Les traits d’esprit, la fantaisie verbale, les tirades sonores, la belle histoire d’amour : avec cela, on fait un succès de théâtre, lequel d’ailleurs ne s’est jamais démenti. Cyrano plaît dans tous les pays, à tous les publics, à toutes les générations. C’est encore vrai aujourd’hui. Mais la pièce, en son temps, a été d’emblée davantage : un fait de société. Il n’est pas douteux que Rostand, au-delà d'une intrigue bien ficelée et d’une technique dramatique impeccable, a touché quelque chose d’impalpable et de profond dans la France de son époque.
Il faut remonter un peu en arrière. La France humiliée par la défaite de 1870 s’est curieusement référée à deux héros glorieux et vaincus. Le premier est Vercingétorix, dont le culte scolaire est en grande partie l’oeuvre de la IIIe République. De ce personnage dont le rôle historique ne fut pas considérable, elle fait un fondateur mythique, garant de l’unité nationale, qui a en outre, aux yeux des laïcards, l’avantage de n’être pas chrétien comme le devint Clovis.
Le deuxième est Roland, le preux de Roncevaux ; depuis qu’un érudit a retrouvé, dans les années 1820, le manuscrit de la célèbre chanson de geste, les adaptations et traductions se sont multipliées. Roland est le héros de « France la doulce », comme dit le poème, vaincu par traîtrise dans son combat contre les « Sarrasins ». Roland, Rostand... N’y aurait-il pas une superposition inconsciente des deux noms ?
Edmond Rostand, sans le calculer, vient d’offrir à ses compatriotes un autre de ces vaincus magnifiques. Il tend aux Français un miroir où ils aiment à se reconnaître. Le héros bravache, frondeur, qui n’a peur de rien. Qui a toujours l’éloquence et le mot d’esprit aux lèvres – et l’on sait combien la France magnifie sa langue, que Rostand utilise dans toute la gamme de ses richesses. Un bretteur, un soldat courageux et loyal, un peu don-quichottesque, et puis aussi un coeur d'artichaut, qui assume, quitte à en souffrir, l’idéal de l’amour courtois. Un perdant – oui, bien sûr – mais qui gagne par les qualités du coeur, par la noblesse morale, par l’élégance, l’humour et la fierté ; tout ce que Rostand a défini d’un mot, le dernier de la pièce : le « panache ».

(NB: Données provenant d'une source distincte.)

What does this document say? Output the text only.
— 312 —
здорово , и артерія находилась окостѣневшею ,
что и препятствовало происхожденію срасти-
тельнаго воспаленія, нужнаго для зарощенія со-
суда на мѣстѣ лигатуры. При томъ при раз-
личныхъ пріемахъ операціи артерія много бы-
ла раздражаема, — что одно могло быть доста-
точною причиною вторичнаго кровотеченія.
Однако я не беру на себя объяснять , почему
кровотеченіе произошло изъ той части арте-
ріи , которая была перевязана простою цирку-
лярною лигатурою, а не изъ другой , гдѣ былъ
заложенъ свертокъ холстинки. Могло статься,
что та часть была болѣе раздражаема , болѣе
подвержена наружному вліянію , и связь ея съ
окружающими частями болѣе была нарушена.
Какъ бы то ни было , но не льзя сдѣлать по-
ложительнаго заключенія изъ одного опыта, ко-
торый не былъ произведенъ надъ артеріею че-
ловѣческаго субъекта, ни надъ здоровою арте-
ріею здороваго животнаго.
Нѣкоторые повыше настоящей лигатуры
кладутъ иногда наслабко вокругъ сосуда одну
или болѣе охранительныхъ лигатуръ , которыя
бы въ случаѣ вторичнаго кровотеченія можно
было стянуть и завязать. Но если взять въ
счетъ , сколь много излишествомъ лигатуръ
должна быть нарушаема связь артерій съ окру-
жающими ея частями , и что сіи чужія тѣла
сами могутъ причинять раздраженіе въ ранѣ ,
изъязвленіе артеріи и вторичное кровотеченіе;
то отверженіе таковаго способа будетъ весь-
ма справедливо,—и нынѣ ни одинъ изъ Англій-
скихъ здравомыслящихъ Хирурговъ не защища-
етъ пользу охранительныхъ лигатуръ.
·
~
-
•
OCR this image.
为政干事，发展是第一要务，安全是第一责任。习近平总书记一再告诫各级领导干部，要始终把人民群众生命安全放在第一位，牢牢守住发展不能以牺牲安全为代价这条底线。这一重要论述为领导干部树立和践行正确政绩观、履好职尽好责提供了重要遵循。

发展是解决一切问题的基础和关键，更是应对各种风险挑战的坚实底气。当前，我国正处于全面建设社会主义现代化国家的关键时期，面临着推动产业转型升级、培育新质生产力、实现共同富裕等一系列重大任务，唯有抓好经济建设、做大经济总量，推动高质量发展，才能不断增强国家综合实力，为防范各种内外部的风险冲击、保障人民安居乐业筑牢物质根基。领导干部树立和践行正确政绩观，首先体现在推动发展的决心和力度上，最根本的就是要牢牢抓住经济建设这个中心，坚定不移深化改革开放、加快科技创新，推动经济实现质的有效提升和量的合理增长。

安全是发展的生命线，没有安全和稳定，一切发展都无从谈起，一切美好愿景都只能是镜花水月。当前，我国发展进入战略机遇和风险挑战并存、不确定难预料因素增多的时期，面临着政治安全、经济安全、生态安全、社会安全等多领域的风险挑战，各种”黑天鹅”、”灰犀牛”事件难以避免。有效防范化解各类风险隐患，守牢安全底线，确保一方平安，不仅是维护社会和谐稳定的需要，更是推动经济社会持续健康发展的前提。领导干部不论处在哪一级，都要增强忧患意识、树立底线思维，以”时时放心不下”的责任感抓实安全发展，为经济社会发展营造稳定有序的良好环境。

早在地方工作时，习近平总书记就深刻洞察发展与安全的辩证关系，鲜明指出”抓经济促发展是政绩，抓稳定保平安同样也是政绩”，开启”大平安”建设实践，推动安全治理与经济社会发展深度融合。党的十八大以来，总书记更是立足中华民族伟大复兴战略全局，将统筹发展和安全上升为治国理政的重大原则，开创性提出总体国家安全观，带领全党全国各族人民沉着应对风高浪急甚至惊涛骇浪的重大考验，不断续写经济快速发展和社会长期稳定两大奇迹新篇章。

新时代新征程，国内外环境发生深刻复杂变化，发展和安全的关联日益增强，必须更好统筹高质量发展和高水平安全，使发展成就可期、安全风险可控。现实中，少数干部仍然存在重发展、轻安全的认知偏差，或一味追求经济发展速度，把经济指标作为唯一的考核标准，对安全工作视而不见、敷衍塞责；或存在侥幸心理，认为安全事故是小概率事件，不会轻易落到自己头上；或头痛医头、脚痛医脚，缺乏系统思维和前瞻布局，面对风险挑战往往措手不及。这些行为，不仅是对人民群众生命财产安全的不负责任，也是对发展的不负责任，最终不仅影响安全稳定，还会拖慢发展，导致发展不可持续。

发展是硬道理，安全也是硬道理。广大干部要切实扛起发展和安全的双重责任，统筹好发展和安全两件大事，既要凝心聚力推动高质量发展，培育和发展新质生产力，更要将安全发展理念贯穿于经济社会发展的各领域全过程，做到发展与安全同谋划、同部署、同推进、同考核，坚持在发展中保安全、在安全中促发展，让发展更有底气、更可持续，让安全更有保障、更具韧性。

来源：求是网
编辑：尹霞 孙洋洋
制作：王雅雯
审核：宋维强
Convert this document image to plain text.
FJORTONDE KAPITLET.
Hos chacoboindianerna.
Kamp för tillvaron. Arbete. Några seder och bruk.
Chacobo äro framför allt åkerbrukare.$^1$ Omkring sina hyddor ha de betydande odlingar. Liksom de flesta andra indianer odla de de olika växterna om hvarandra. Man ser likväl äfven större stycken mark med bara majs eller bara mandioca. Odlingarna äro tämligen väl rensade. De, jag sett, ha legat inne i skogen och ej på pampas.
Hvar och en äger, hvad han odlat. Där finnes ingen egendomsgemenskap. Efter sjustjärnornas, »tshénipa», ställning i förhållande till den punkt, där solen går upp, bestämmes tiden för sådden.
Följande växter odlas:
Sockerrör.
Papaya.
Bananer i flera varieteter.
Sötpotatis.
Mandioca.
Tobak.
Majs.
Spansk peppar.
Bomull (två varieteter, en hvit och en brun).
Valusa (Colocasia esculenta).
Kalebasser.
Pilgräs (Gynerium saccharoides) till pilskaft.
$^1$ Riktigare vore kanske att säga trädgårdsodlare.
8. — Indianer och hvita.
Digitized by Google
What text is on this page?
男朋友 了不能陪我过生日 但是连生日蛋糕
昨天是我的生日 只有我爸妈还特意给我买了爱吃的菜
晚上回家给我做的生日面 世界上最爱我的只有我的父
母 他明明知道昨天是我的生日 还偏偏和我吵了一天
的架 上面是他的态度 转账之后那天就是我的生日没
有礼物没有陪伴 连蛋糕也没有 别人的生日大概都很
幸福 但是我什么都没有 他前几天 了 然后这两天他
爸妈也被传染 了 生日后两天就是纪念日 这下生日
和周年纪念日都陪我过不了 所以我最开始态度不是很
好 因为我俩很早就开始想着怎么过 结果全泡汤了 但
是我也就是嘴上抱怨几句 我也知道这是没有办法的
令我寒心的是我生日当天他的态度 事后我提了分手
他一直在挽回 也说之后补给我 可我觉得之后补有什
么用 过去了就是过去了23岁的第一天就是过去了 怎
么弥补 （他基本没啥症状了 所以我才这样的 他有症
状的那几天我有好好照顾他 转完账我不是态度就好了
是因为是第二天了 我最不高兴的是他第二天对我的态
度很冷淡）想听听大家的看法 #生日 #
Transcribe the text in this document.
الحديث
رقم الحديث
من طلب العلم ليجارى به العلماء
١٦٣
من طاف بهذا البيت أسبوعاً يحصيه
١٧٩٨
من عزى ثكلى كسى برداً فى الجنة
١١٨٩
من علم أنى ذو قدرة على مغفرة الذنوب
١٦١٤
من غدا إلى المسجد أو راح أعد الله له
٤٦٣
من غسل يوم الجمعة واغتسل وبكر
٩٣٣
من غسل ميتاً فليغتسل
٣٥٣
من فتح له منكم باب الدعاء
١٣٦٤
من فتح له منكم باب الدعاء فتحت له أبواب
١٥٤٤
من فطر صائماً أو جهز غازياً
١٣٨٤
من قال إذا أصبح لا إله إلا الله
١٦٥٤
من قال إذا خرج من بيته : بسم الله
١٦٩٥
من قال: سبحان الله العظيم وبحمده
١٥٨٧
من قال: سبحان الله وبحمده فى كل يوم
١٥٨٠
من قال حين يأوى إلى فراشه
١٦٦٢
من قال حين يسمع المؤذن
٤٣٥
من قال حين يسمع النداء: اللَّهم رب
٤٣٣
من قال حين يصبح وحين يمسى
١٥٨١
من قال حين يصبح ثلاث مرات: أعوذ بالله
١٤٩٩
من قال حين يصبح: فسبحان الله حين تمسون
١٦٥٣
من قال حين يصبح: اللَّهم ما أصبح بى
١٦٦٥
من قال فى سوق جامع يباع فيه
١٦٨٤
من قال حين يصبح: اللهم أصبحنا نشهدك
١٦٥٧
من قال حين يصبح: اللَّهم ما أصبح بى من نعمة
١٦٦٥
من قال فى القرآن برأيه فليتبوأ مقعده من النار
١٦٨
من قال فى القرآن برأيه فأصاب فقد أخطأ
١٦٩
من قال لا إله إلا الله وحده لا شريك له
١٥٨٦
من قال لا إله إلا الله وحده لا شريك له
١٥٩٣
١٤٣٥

François Taillandier, écrivain, né en 1955 à Chamalières (Puy-de-Dôme).

Diplôme : maîtrise de lettres.

Carrière : d’abord professeur, puis écrivain (depuis 1984), collaborateur du Figaro, de L’Atelier du roman, L’Humanité, La Montagne ;
administrateur (2000-06) et président (2006) de la Société des gens de lettres.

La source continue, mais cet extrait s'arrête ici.